The defending set pieces issue has become even more pressing than the striker one in recent weeks. Brighton could sign Messi, Ronaldo or Lee from Gogglebox and they could score twice a game for the rest of the season. It won’t make a jot of difference though if we keep giving away chances from set pieces at the other end.

Two of the three Manchester United goals in their 0-3 win over Brighton came from shocking defending from set pieces, the latest goals given away by terrible defending.

On Saturday, United scored from a poorly dealt with free kick and a moment of madness from Maupay to conceded that late penalty, even if VAR awarding it after the final whistle was hugely contentious.

Chelsea had a Jorginho penalty and a Kurt Zouma goal from an uncleared set piece to thank for their 3-1 opening day win at the Amex.

A trend is developing. Brighton have now conceded three times in six of their last seven home matches against Premier League opposition – and the majority of those goals have come because we cannot defend set pieces.

Mata has been taking free kicks and corners in England now for well over a decade. Everyone knows that he will whip the ball into the space between defensive line and goalkeeper and nine times out of 10, it will cause problems.

Brighton therefore defending with such a high line against a Mata free kick for the first was questionable, given that it left a lot of space for the Spaniard to exploit.

Just to compound that decision, White then managed to play everyone on side by being deeper than the Titanic and Bernardo took social distancing beyond the recommended two metres by allowing Scott McTominay to meander into the box and place a free header past Jason Steele.

Potter criticising his players in public is rare, but it is happening with increasing frequency now when it comes to defending set pieces. The Brighton boss said after the 0-3 defeat to Manchester United that the first goal was “cheap” and “poor”, words normally used by a girl when you take them to steak night at Wetherspoons or a first date rather than by our overly-positive Albion manager.

United’s third came from a Paul Pogba free kick which was going wide of goal until Joel Veltman turned his back in the wall, it hit the Dutch international defender and deflected in. Never. Turn. Your. Back. In. The. Wall. You get told it at Under 7s level, so why is a highly paid professional football doing it?

Incredibly, the commentators on Sky Sports began gushing about Pogba’s brilliant strike. Forget the ridiculous handball laws, if our so-called experts are now saying that a free kick shanked wide which deflects in off the wall is a fantastic piece of play from a footballing genius, then the game really has gone. I could do that for £75 and a litre of Scrumpy Jack rather than the £90 million and £290,000 a week which United are paying Pogba.

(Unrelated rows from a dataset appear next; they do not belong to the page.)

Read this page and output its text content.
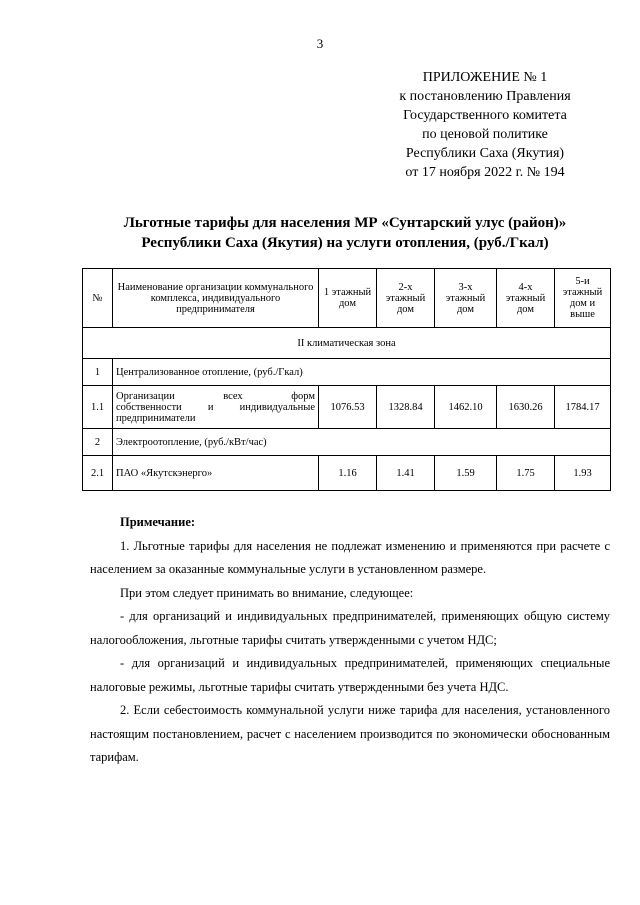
3
ПРИЛОЖЕНИЕ № 1
к постановлению Правления
Государственного комитета
по ценовой политике
Республики Саха (Якутия)
от 17 ноября 2022 г. № 194
Льготные тарифы для населения МР «Сунтарский улус (район)»
Республики Саха (Якутия) на услуги отопления, (руб./Гкал)
№	Наименование организации коммунального комплекса, индивидуального предпринимателя	1 этажный дом	2-х этажный дом	3-х этажный дом	4-х этажный дом	5-и этажный дом и выше
II климатическая зона						
1	Централизованное отопление, (руб./Гкал)					
1.1	Организации всех форм
собственности и индивидуальные
предприниматели	1076.53	1328.84	1462.10	1630.26	1784.17
2	Электроотопление, (руб./кВт/час)					
2.1	ПАО «Якутскэнерго»	1.16	1.41	1.59	1.75	1.93

Примечание:

1. Льготные тарифы для населения не подлежат изменению и применяются при расчете с населением за оказанные коммунальные услуги в установленном размере.

При этом следует принимать во внимание, следующее:

- для организаций и индивидуальных предпринимателей, применяющих общую систему налогообложения, льготные тарифы считать утвержденными с учетом НДС;

- для организаций и индивидуальных предпринимателей, применяющих специальные налоговые режимы, льготные тарифы считать утвержденными без учета НДС.

2. Если себестоимость коммунальной услуги ниже тарифа для населения, установленного настоящим постановлением, расчет с населением производится по экономически обоснованным тарифам.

Mata was the man who scored United’s other goal which came in-between the comical free kick defending and, er, the second bit of comical free kick defending.

The Spaniard delivered a cool finish past Steele after a deft flick from van de Beek and effectively secured Manchester United their 0-3 win over Brighton.

Things might have been different were it not for an extraordinary Henderson save just before United’s second. Jayson Molumby was outstanding all evening and his determination teed up Trossard who hit a powerful shot towards the bottom corner from relatively close range.

Having been denied by the Manchester United woodwork three times on Saturday, the Belgian now found himself stopped by the reactions of United’s number two.

Henderson somehow got down and flung out a hand strong enough to turn the ball around the post within a second of the ball leaving Trossard’s feet.

When Benjamin Franklin said, “In this world nothing can be said to be certain, except death and taxes”, he was wrong. Nothing is certain except death, taxes and Leandro Trossard not scoring against Manchester United.

Brighton’s League Cup run has been fun whilst it lasted and Potter will have learnt plenty about his side’s strengths and weaknesses so in that regard, it has been a useful experience.

Sort out defending set pieces, buy a striker, get a left wing back. The door to a Thursday night in Albania via the League Cup might have been slammed shut, but do all that in the next four days and we could yet qualify for Europe through the Premier League or FA Cup. A boy can dream, right?